Neben ihr frischte der Gärtner mit dem Morgenertrag die Rosenzauber neu auf, und Mi schrieb Namen auf die Serviettenringe, die eigens geflochten waren, damit die Hausgäste sich vollends heimisch fühlten. Ein jeder von beiden wollte Auskunft und Rat, und der Kopfschmerz wühlte ärger und ärger.
Aber alles nimmt sein Ende. Das Mittagsmahl ging vorüber, und während die Gäste sich in ihre Zimmer zurückzogen, wurde auf der Terrasse das Teezeug gelegt und die Tafel im Speisesaal für das Abendfest entsprechend erweitert.

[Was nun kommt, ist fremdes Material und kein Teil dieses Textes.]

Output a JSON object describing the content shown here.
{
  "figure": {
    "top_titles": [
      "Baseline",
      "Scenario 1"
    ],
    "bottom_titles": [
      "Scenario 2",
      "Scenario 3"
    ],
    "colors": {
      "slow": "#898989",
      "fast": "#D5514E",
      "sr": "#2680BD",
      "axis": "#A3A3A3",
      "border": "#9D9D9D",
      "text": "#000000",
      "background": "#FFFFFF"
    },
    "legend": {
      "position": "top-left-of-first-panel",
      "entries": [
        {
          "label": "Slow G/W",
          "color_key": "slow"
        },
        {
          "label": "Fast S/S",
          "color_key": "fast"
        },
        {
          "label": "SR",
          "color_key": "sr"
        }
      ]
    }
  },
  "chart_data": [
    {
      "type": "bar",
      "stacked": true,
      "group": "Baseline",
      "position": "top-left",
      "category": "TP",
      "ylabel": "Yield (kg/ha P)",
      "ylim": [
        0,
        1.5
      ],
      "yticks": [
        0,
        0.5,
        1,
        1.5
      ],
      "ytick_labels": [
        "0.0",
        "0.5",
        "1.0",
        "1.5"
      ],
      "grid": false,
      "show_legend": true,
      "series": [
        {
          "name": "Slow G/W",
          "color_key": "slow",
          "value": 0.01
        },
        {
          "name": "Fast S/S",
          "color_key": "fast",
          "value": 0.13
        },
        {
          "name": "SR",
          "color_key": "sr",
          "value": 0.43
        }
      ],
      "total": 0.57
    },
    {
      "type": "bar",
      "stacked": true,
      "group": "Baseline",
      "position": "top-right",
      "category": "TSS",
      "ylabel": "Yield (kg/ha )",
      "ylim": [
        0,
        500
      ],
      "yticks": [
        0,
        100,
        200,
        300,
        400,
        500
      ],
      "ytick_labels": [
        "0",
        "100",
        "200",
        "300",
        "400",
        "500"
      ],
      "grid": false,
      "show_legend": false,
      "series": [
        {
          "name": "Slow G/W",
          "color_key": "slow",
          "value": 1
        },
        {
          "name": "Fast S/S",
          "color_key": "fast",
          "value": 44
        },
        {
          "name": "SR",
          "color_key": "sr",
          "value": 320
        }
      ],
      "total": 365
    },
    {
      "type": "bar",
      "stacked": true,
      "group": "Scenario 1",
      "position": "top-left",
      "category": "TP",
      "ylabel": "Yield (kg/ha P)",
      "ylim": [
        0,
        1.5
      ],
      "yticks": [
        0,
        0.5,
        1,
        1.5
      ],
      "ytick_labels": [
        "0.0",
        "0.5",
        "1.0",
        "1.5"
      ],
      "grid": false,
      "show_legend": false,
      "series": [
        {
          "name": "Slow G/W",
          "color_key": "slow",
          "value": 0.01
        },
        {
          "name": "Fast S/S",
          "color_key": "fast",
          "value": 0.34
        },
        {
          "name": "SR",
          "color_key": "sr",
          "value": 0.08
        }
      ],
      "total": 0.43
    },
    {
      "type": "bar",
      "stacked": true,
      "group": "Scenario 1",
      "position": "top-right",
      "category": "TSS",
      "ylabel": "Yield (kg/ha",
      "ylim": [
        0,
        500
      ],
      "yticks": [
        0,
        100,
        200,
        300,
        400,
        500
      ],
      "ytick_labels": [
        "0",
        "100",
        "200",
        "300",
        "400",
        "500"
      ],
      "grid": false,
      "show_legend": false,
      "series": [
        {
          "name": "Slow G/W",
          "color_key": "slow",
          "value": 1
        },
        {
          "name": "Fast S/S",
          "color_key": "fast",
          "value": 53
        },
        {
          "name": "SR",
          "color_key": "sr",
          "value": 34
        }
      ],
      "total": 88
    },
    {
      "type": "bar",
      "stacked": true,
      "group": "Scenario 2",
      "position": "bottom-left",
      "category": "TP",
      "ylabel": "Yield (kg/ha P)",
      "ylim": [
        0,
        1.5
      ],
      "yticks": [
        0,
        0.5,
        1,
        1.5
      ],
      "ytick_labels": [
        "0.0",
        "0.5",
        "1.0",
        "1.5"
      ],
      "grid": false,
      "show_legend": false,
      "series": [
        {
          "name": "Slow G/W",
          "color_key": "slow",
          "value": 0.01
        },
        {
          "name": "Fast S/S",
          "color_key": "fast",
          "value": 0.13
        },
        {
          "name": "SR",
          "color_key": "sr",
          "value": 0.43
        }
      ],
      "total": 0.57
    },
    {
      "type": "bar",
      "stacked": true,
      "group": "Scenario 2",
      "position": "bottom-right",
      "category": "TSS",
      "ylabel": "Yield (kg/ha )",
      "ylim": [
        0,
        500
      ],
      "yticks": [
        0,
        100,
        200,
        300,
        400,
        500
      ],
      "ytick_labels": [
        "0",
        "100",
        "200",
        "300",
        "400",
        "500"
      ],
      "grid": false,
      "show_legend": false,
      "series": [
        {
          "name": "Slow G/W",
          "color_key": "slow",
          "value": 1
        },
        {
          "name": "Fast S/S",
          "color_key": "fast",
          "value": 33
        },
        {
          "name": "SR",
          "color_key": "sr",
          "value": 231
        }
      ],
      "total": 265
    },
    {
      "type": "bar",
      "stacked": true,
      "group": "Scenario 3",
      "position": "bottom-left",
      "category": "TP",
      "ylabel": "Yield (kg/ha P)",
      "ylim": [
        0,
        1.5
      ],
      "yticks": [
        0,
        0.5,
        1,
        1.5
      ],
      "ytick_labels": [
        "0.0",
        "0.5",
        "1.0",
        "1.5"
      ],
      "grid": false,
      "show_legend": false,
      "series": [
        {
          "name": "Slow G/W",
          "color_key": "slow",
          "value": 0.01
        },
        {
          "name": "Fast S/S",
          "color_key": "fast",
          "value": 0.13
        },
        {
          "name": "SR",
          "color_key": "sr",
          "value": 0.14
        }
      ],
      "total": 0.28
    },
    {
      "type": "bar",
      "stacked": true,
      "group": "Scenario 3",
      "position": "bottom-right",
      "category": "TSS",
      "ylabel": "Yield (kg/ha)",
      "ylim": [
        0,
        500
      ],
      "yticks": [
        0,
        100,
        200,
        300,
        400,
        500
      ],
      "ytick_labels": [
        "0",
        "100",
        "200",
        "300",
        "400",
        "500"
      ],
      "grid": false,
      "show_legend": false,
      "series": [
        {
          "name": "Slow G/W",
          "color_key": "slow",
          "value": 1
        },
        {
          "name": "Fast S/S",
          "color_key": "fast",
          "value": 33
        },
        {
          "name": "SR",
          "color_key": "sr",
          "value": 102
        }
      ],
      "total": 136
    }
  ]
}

Alle durften ruhen, nur sie nicht.
Selbst daß Steffen kam, ihr lobend die Wange zu streicheln, half ihr nicht viel. Sie freute sich kaum einmal, so müde war sie bereits.
Zwischen vier und fünf hielt der Adel seinen Einzug.
»Zum Nachmittag und Abend,« hatten die Einladungen gelautet, denn so war es Brauch in der Gegend.
Eine Karosse folgte der andern. Eine Begrüßung folgte der andern. Halb noch verschlafen, kamen die Berliner die Treppe herab. Immer neues Vorstellen war vonnöten, Brigittens Erschöpfung aber schon so groß, daß sie keinen Namen mehr wußte.
Ein Glück, daß Steffen für sie einspringen konnte.
Mit keckem Aplomb führte er die drolligsten Gegensätzlichkeiten einander in die Arme, und alles, was sie in ihrer abendlichen Tischordnung sorgsam zu vermeiden gedachte, wurde von ihm wahllos zusammengewürfelt.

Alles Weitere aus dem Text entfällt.